I found this book terrible.
A poor man’s Before Sunrise, the plot is cheesily executed. Strained, cringe-worthy dialogue, and absolutely boring side plots just prolonged my torment.
The character of Oliver falls short of being the dishy European that author Smith was obviously shooting for: he’s moody and inconsistent, and no young woman should be wasting her time on such a jerk. His bad behaviour towards the end of the book is later explained away with a death in the family – but it’s an excuse, not a reason. His dialogue is stilted and false-sounding – I don’t actually know any British people who talk this way – and he’s kind of a snob. (“You obviously do read some good literature ... I love Dickens,” he says.)
Hadley, too, is a pain. Come to think of it, she and Oliver would be well-suited if they didn’t have such poor chemistry. She vacillates between angsting about her father’s impending wedding to a really, really pleasant woman and agonising over Oliver. In between, she treats her mother poorly as well. I don’t understand authors who write books for teenagers about teenagers, and then make these teenagers really bratty and cliched.
Of course, as is the wont of such books, everything is neatly and nicely resolved at the end. Hadley comes to terms with her dad’s marriage to the not-so-awful Charlotte, and sets off across London to find Oliver.
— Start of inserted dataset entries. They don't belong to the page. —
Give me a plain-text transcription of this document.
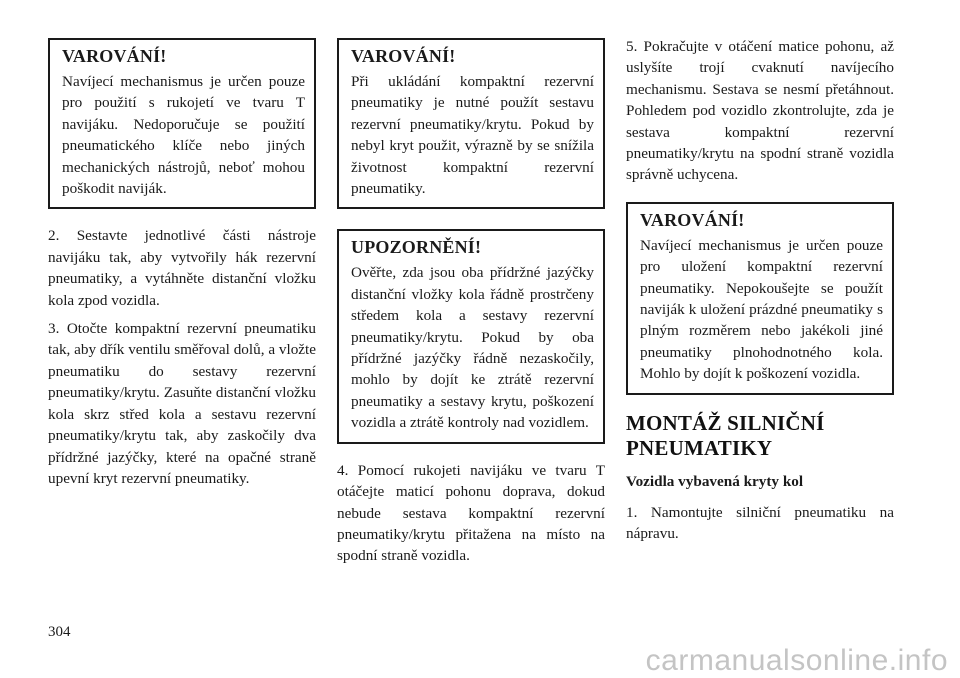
VAROVÁNÍ!

Navíjecí mechanismus je určen pouze pro použití s rukojetí ve tvaru T navijáku. Nedoporučuje se použití pneumatického klíče nebo jiných mechanických nástrojů, neboť mohou poškodit naviják.

2. Sestavte jednotlivé části nástroje navijáku tak, aby vytvořily hák rezervní pneumatiky, a vytáhněte distanční vložku kola zpod vozidla.

3. Otočte kompaktní rezervní pneumatiku tak, aby dřík ventilu směřoval dolů, a vložte pneumatiku do sestavy rezervní pneumatiky/krytu. Zasuňte distanční vložku kola skrz střed kola a sestavu rezervní pneumatiky/krytu tak, aby zaskočily dva přídržné jazýčky, které na opačné straně upevní kryt rezervní pneumatiky.

VAROVÁNÍ!

Při ukládání kompaktní rezervní pneumatiky je nutné použít sestavu rezervní pneumatiky/krytu. Pokud by nebyl kryt použit, výrazně by se snížila životnost kompaktní rezervní pneumatiky.

UPOZORNĚNÍ!

Ověřte, zda jsou oba přídržné jazýčky distanční vložky kola řádně prostrčeny středem kola a sestavy rezervní pneumatiky/krytu. Pokud by oba přídržné jazýčky řádně nezaskočily, mohlo by dojít ke ztrátě rezervní pneumatiky a sestavy krytu, poškození vozidla a ztrátě kontroly nad vozidlem.

4. Pomocí rukojeti navijáku ve tvaru T otáčejte maticí pohonu doprava, dokud nebude sestava kompaktní rezervní pneumatiky/krytu přitažena na místo na spodní straně vozidla.

5. Pokračujte v otáčení matice pohonu, až uslyšíte trojí cvaknutí navíjecího mechanismu. Sestava se nesmí přetáhnout. Pohledem pod vozidlo zkontrolujte, zda je sestava kompaktní rezervní pneumatiky/krytu na spodní straně vozidla správně uchycena.

VAROVÁNÍ!

Navíjecí mechanismus je určen pouze pro uložení kompaktní rezervní pneumatiky. Nepokoušejte se použít naviják k uložení prázdné pneumatiky s plným rozměrem nebo jakékoli jiné pneumatiky plnohodnotného kola. Mohlo by dojít k poškození vozidla.

MONTÁŽ SILNIČNÍ PNEUMATIKY
Vozidla vybavená kryty kol

1. Namontujte silniční pneumatiku na nápravu.

304
carmanualsonline.info
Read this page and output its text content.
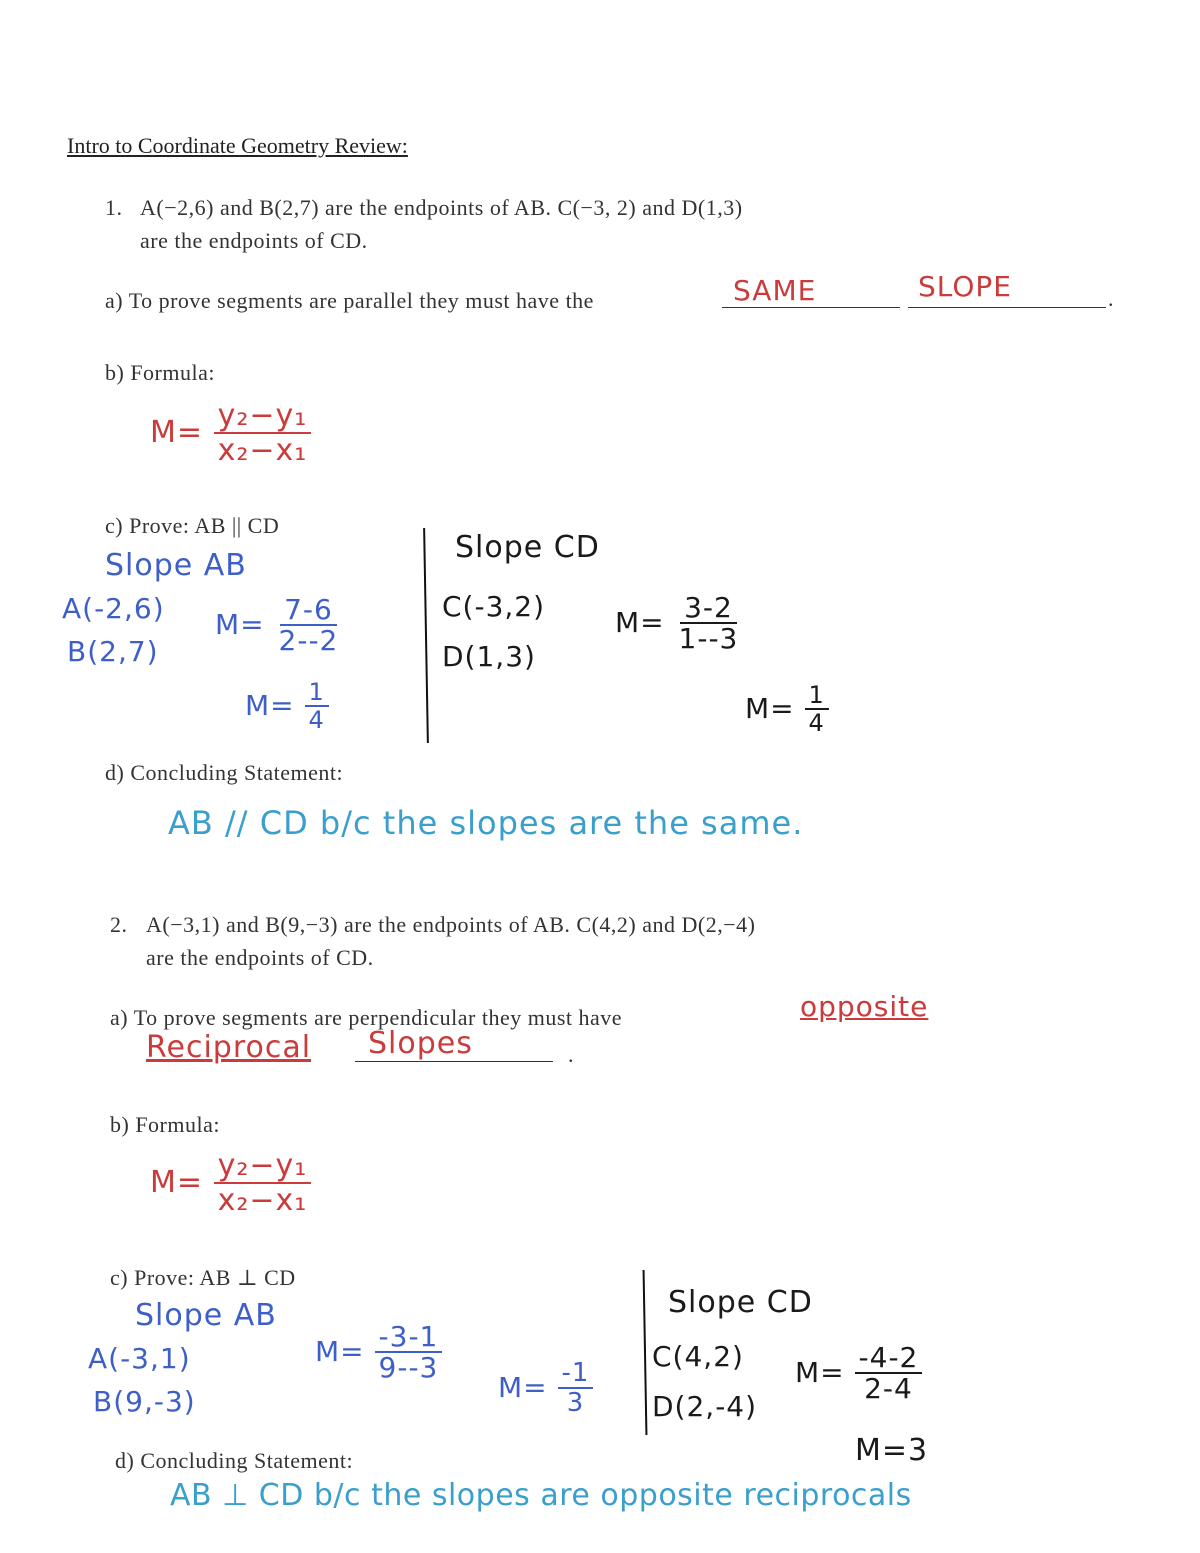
Intro to Coordinate Geometry Review:
1. A(−2,6) and B(2,7) are the endpoints of AB. C(−3, 2) and D(1,3)
are the endpoints of CD.
a) To prove segments are parallel they must have the	SAME	SLOPE	.
b) Formula:
$M= \frac{\text{y₂−y₁}}{\text{x₂−x₁}}$
c) Prove: AB || CD
Slope AB
A(-2,6)
B(2,7)
$M= \frac{7-6}{2--2}$
$M= \frac{1}{4}$
Slope CD
C(-3,2)
D(1,3)
$M= \frac{3-2}{1--3}$
$M= \frac{1}{4}$
d) Concluding Statement:
AB // CD b/c the slopes are the same.
2. A(−3,1) and B(9,−3) are the endpoints of AB. C(4,2) and D(2,−4)
are the endpoints of CD.
a) To prove segments are perpendicular they must have	opposite
Reciprocal Slopes	.
b) Formula:
$M= \frac{\text{y₂−y₁}}{\text{x₂−x₁}}$
c) Prove: AB ⊥ CD
Slope AB
A(-3,1)
B(9,-3)
$M= \frac{-3-1}{9--3}$
$M= \frac{-1}{3}$
Slope CD
C(4,2)
D(2,-4)
$M= \frac{-4-2}{2-4}$
M=3
d) Concluding Statement:
AB ⊥ CD b/c the slopes are opposite reciprocals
Even this part, the part that’s meant to be exciting and full of quirky Zooey Deschanel-type mix-ups, comes off as boring.
Her romance with Oliver is nothing more than a cheap trick to get you to start reading – it’s trite and doesn’t ring true.
There is little to no character development. At the start, we’re presented with Hadley’s emotional hang-ups: recently dumped, feeling abandoned by her father, witnessing her mother’s hurt at being left for a younger woman, her dislike for her stepmother-to-be. None of these issues are satisfactorily resolved – instead, Hadley finds a new love, gets over her dislike when she meets Charlotte, and forgives her father because he “still loves her mother”. What? After pages and pages of the author setting up Hadley’s father as the bad guy, surprise! He isn’t all bad. Why? We don’t know, he just isn’t.
This is a good premise that has been let down by boring prose and vague, ephemeral characters. I have to say that The Statistical Probability Of Falling In Love was a dull waste of my time.